Only Miguel himself eluded the DEA bust. Those who would talk said he had inexplicably become severely weakened, both physically and mentally. Just days before the raid he had returned to his home country to recuperate, leaving the operation in the hands of his local minions. 

Dema knew, because Miguel had known, that there were tendrils of his organization throughout the city, managed in such a way that they knew little of each other, yet did not interfere in one another's operations. Without Miguel, this deft management would begin to fail. The inevitable power struggles between local leaders would bring discord, and that would bring the higher profile on police radar that Miguel had been able to avoid.


Her mission in Philadelphia successfully completed, Jeff and Dema celebrated with that dinner they had postponed. Inevitably, a large part of their conversation centered around the bust, and how Jeff would handle the clean-up after Dema was gone.

Then Jeff noticed that he was doing most of the talking, and she had grown quiet, pensive.

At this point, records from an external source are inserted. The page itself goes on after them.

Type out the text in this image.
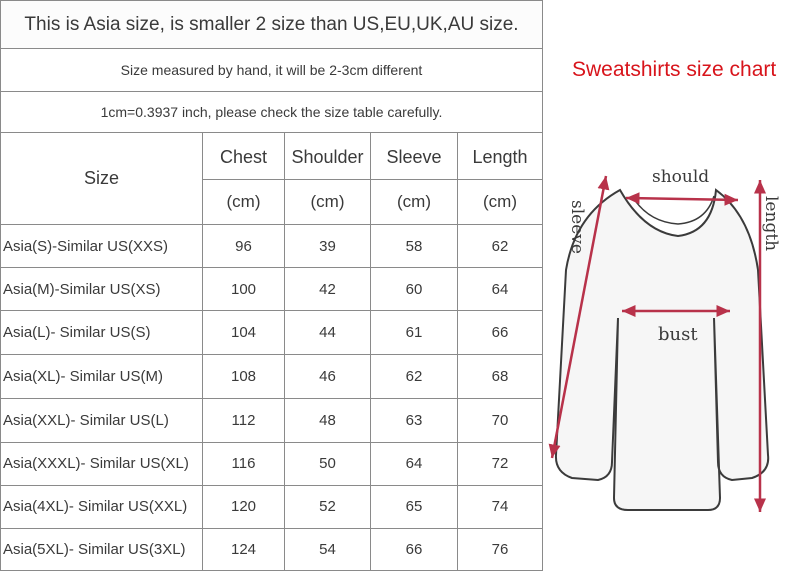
This is Asia size, is smaller 2 size than US,EU,UK,AU size.				
Size measured by hand, it will be 2-3cm different				
1cm=0.3937 inch, please check the size table carefully.				
Size	Chest	Shoulder	Sleeve	Length
	(cm)	(cm)	(cm)	(cm)
Asia(S)-Similar US(XXS)	96	39	58	62
Asia(M)-Similar US(XS)	100	42	60	64
Asia(L)- Similar US(S)	104	44	61	66
Asia(XL)- Similar US(M)	108	46	62	68
Asia(XXL)- Similar US(L)	112	48	63	70
Asia(XXXL)- Similar US(XL)	116	50	64	72
Asia(4XL)- Similar US(XXL)	120	52	65	74
Asia(5XL)- Similar US(3XL)	124	54	66	76
Sweatshirts size chart
should
bust
sleeve	length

He asked, gently, "What's on your mind, Dema?"

She took a deep breath, half sighing. "It's all good, the bust and the clean-up. But it won't bring back the ones we've already lost."

"You're thinking about that file photo."

"That, and others." She forced a small smile. "Still, if we have saved a few from ending up there..."

Jeff nodded, his own expression growing wistful.

Soon enough the mood lightened, and they went on to enjoy their evening together. The next morning, though, Dema headed home to Chicago, a little reluctant to leave the scene where her Lamia adventure had begun, but eager to tell her grandmother Sedna all about its conclusion.